An insurance company may advertise that they have adopted a Code of Conduct for the consumers’ “peace of mind”, however, this Code is not enforceable. An insurance company can decide not to follow their Code of Conduct if they so choose, with no real fear of repercussions. An insurance company might include references in their policy documents and literature to the Australian Financial Complaints Authority (AFCA), advising that if a policy holder has a complaint, they can approach this Authority for assistance or representation. AFCA is only able to represent an individual if their amount of claim is at, or below, you guessed it … $1.1 million. The Australian Securities and Investments Commission (ASIC), which is the national regulator for financial services cannot help. In their own words in correspondence to us, “ASIC is not a dispute resolution body and does not act for individuals.” So where is the consumer left to turn for help?

As confirmed to me by the office of the Federal Minister of Financial Services as general advice, the only way for my husband to hold his Insurer accountable for the policy that we paid for, and for which the Insurer willingly sold him, is through the court system. The effort involved is practically insurmountable for a family struggling to function with what is already on their plate. And that is with the help of our lawyers—I think every day about the people who are struggling even more than us—the people who don’t have the health or education or family support to make it to court, let alone to figure out that this legal path is their only option. I despair for everyone suffering similarly to my husband, me and my family through this cruel deception.

I repeat—the same applies to every financial Insurance Policy sold in Australia that is for coverage of more than $1.1 million.

This is the greatest scam of the century, preying on the helpless, sick and vulnerable. The corporate giants that rule the roost in this country, all the while enjoying the freedom to flout this loophole and to act however they choose at the expense of suffering people—all for the purpose of holding on to the almighty dollar—is ruthless, despicable and an atrocity that must be stopped immediately.

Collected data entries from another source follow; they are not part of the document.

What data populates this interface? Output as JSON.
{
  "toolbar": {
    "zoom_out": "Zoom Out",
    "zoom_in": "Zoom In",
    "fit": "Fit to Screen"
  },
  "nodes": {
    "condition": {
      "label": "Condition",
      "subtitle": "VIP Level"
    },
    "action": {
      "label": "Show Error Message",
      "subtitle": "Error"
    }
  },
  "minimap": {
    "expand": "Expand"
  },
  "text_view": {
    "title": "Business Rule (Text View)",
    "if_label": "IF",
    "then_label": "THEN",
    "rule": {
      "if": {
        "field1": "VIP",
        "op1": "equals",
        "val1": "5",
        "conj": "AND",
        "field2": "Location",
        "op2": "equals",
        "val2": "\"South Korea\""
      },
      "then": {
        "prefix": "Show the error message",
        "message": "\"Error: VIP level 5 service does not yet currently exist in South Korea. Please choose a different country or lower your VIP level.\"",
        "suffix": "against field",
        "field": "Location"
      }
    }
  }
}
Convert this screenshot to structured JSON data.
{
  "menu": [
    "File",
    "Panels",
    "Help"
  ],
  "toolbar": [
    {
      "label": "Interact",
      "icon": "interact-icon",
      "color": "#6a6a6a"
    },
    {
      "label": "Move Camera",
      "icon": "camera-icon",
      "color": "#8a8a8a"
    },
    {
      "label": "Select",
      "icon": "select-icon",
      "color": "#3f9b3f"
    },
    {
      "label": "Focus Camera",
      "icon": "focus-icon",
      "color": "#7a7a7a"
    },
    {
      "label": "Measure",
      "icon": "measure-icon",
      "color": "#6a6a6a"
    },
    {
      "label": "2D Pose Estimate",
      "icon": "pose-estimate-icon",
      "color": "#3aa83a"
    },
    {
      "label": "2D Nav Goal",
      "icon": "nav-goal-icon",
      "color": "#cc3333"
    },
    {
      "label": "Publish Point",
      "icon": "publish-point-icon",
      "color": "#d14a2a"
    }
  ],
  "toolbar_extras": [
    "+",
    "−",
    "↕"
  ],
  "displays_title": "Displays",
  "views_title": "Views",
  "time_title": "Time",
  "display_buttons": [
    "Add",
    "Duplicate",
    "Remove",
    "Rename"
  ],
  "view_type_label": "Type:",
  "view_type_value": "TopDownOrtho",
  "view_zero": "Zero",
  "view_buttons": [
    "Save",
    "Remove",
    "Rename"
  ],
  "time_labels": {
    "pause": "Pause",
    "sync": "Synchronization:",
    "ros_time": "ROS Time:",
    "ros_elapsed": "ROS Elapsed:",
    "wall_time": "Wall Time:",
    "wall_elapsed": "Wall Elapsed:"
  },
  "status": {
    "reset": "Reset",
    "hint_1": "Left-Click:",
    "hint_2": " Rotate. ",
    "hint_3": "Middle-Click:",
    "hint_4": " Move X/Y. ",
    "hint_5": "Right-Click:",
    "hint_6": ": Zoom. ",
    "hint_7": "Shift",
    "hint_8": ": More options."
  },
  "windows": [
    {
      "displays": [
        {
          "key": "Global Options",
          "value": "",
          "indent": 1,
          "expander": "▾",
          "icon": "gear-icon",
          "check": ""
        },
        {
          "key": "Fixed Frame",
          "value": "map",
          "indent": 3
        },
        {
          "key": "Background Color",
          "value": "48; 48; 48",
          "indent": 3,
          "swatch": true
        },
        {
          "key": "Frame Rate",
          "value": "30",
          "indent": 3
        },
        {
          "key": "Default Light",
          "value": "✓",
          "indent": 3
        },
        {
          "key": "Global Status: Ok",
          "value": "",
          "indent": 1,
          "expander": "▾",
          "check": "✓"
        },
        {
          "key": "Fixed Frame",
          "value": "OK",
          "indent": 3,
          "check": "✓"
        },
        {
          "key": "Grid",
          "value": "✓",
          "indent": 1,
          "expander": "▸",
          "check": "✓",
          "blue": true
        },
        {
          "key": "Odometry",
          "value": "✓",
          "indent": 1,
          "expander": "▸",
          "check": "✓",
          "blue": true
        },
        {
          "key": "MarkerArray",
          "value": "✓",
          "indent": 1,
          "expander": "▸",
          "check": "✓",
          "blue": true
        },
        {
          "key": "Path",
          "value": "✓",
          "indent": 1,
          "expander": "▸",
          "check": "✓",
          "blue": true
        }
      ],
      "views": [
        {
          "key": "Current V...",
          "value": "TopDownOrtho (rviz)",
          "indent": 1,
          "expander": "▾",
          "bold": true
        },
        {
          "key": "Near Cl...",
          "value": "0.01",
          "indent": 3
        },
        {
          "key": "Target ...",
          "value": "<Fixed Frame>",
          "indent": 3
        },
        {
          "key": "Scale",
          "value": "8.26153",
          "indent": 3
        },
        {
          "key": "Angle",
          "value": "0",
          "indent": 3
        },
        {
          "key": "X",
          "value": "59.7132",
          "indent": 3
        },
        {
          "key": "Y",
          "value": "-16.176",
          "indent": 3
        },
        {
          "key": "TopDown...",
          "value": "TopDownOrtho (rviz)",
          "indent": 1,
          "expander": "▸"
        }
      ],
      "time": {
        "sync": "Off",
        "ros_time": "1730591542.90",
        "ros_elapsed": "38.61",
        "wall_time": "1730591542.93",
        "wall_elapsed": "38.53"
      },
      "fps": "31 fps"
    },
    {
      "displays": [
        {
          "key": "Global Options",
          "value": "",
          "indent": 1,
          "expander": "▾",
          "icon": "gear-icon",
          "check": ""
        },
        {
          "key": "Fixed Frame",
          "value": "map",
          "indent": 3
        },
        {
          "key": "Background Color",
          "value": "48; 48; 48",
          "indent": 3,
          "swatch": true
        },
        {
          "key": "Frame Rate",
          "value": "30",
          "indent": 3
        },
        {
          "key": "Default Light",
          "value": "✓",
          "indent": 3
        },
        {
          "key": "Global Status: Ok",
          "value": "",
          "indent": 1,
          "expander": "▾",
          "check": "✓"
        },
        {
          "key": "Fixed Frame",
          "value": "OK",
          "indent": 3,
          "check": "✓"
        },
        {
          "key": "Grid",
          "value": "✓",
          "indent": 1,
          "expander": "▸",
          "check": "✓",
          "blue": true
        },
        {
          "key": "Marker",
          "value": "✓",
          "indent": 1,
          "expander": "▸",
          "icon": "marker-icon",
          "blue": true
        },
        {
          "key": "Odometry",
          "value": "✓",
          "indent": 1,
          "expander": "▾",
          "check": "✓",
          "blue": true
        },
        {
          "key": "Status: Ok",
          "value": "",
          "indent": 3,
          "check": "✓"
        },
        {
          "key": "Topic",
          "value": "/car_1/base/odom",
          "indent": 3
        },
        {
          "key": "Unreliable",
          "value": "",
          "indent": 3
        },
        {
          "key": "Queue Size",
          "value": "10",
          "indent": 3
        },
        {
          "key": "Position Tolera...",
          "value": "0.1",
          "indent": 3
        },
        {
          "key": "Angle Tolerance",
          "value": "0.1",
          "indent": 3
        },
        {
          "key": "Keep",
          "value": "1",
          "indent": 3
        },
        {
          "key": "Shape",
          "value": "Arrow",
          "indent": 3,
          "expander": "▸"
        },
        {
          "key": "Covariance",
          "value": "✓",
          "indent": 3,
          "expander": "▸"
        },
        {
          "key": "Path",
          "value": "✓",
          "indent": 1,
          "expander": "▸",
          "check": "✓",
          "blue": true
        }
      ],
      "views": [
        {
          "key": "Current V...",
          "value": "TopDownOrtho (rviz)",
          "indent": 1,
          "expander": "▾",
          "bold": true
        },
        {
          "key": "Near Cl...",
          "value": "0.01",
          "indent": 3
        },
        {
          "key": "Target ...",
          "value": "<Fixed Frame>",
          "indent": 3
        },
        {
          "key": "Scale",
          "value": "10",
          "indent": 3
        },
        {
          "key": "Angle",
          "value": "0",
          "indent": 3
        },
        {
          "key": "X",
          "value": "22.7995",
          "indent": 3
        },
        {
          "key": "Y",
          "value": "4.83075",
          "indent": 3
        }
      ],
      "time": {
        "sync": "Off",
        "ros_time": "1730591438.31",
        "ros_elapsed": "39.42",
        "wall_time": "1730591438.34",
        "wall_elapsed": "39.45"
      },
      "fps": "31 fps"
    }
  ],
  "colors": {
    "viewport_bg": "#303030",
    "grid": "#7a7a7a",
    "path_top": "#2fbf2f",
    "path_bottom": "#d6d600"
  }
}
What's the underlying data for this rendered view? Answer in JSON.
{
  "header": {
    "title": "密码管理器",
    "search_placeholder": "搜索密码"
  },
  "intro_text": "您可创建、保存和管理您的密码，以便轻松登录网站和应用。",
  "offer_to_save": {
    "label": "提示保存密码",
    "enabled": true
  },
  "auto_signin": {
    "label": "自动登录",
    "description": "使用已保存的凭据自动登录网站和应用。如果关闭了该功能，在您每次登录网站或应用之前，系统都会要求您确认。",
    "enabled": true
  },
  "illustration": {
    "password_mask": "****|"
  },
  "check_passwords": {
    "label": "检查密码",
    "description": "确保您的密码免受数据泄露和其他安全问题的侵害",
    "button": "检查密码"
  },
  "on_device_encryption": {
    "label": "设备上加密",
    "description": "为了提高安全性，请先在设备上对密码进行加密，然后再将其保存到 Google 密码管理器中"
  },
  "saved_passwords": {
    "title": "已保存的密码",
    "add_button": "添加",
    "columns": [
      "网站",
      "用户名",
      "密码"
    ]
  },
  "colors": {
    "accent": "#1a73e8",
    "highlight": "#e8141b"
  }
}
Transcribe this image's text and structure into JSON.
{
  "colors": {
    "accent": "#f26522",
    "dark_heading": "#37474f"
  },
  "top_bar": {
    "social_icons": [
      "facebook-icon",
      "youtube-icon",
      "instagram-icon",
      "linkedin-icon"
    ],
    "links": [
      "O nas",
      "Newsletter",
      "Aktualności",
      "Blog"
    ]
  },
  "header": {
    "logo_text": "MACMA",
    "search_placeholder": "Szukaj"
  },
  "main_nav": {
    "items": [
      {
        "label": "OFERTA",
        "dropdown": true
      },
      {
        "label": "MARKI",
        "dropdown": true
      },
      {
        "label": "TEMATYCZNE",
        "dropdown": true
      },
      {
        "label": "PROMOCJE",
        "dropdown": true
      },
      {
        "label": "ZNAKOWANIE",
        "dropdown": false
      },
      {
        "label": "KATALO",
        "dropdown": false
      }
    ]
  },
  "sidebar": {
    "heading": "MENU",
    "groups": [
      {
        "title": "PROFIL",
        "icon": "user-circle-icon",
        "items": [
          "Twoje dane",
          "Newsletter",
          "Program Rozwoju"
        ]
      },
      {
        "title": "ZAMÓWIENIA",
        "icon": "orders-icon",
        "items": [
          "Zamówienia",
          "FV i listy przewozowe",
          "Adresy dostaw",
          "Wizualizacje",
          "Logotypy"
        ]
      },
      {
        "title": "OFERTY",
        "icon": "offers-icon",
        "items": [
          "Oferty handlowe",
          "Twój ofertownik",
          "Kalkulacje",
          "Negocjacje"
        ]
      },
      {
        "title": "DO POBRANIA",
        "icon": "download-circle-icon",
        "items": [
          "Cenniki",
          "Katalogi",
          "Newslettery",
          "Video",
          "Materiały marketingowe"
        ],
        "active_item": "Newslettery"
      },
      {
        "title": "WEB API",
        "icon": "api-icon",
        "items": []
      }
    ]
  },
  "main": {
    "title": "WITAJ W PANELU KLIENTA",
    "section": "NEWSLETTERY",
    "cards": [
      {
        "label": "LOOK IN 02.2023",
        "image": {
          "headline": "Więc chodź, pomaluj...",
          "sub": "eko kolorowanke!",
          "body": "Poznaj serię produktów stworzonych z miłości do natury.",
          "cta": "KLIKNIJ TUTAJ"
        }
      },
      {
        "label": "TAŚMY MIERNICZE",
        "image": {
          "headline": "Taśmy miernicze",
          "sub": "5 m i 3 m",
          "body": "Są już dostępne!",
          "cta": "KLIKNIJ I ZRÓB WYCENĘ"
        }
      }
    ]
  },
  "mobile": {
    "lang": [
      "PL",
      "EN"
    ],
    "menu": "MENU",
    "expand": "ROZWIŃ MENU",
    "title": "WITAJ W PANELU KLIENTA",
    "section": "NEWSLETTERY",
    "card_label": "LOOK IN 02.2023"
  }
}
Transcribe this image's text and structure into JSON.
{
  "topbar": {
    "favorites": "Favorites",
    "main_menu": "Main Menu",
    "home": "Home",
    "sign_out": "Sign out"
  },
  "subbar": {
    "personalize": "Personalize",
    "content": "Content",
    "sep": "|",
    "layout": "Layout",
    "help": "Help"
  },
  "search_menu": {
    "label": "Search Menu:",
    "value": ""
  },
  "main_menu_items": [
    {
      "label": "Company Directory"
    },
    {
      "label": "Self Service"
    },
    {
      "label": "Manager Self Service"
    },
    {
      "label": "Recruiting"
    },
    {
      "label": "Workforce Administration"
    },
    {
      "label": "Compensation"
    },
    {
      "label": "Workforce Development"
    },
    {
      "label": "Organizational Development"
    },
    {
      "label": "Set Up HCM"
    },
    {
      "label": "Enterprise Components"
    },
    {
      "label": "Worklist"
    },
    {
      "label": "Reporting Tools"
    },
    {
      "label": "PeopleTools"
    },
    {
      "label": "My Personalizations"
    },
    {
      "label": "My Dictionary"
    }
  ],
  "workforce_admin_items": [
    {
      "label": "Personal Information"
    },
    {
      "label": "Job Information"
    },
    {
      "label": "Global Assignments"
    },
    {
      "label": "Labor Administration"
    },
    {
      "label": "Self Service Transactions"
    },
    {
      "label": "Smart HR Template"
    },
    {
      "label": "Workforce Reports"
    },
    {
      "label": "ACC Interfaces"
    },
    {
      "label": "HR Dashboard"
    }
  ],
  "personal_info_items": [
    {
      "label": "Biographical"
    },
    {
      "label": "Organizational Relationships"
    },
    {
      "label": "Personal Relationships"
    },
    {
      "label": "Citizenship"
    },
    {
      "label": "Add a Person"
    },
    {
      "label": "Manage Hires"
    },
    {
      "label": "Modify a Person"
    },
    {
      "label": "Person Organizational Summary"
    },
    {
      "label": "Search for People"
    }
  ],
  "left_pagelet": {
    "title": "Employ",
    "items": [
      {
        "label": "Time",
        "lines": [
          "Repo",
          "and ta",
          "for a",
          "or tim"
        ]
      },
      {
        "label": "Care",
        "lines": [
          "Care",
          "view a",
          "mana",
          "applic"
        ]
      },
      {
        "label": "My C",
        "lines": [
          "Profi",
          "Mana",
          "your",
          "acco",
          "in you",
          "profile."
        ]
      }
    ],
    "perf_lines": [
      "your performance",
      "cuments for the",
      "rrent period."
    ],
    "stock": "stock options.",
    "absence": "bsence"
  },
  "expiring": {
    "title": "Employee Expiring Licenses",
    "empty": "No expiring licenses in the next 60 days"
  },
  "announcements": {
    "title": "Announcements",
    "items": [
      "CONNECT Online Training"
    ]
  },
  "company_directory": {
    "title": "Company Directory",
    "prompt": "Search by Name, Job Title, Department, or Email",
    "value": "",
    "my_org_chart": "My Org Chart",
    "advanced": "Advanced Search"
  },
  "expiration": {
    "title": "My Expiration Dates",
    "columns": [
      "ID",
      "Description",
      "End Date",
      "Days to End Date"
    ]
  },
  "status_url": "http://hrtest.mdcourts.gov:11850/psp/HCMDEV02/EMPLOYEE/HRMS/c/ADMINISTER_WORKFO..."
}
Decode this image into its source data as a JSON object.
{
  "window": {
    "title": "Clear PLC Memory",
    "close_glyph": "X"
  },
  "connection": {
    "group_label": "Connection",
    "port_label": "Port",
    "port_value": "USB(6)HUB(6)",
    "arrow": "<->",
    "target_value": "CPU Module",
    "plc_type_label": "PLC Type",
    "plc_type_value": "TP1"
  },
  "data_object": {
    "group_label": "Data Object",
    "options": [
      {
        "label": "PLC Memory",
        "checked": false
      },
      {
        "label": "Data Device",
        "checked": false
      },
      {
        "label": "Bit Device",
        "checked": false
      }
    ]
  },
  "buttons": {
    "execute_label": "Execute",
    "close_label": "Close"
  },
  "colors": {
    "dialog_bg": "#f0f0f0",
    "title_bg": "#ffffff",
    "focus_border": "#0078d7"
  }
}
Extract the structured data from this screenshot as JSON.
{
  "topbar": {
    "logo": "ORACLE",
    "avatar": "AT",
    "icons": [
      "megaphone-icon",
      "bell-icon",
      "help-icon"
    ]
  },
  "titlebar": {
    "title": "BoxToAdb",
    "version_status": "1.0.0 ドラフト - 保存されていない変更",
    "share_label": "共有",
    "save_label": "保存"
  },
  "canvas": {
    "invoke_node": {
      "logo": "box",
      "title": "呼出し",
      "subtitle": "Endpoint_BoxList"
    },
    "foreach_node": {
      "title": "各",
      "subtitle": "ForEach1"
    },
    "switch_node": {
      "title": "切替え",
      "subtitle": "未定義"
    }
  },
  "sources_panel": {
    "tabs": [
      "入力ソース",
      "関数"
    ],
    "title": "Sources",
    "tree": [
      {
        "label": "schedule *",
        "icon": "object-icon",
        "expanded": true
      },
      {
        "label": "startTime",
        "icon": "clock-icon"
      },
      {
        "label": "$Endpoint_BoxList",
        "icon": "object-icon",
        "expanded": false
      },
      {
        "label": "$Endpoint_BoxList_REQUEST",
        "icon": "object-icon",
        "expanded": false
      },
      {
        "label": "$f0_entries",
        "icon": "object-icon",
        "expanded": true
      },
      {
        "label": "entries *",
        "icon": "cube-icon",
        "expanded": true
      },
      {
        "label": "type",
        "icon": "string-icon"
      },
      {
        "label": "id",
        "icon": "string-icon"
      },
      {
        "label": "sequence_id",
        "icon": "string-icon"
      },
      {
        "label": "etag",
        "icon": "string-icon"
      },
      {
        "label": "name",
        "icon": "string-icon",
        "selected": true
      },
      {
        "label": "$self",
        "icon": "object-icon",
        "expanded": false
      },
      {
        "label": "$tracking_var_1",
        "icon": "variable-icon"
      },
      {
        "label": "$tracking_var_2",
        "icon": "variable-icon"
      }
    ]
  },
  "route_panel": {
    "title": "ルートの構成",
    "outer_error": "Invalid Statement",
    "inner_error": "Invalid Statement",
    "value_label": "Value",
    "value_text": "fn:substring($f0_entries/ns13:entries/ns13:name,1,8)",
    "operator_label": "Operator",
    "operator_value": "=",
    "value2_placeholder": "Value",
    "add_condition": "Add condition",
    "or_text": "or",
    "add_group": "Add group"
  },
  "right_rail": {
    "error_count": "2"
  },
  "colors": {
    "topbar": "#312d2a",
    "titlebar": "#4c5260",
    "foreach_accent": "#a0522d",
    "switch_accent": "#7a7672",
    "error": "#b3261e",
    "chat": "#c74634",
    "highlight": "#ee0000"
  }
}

Most astoundingly of all, our Government allows this to happen. By their inaction and through knowingly supporting this scam (for the Government are fully aware that this loophole exists), the Government holds their share of responsibility and must be held accountable in order for justice to occur.

So now I ask, what have the Government to gain by allowing the blatant exploitation of the people of Australia in this way? Who are these insurance giants who roam freely and act according to their will at the expense of the unsuspecting? What can be done to stop this outrageous rip-off scheme once and for all?

And, how dare they! How dare they treat the unsuspecting, vulnerable and chronically suffering people of this country with such outright contempt, disrespect and deceit!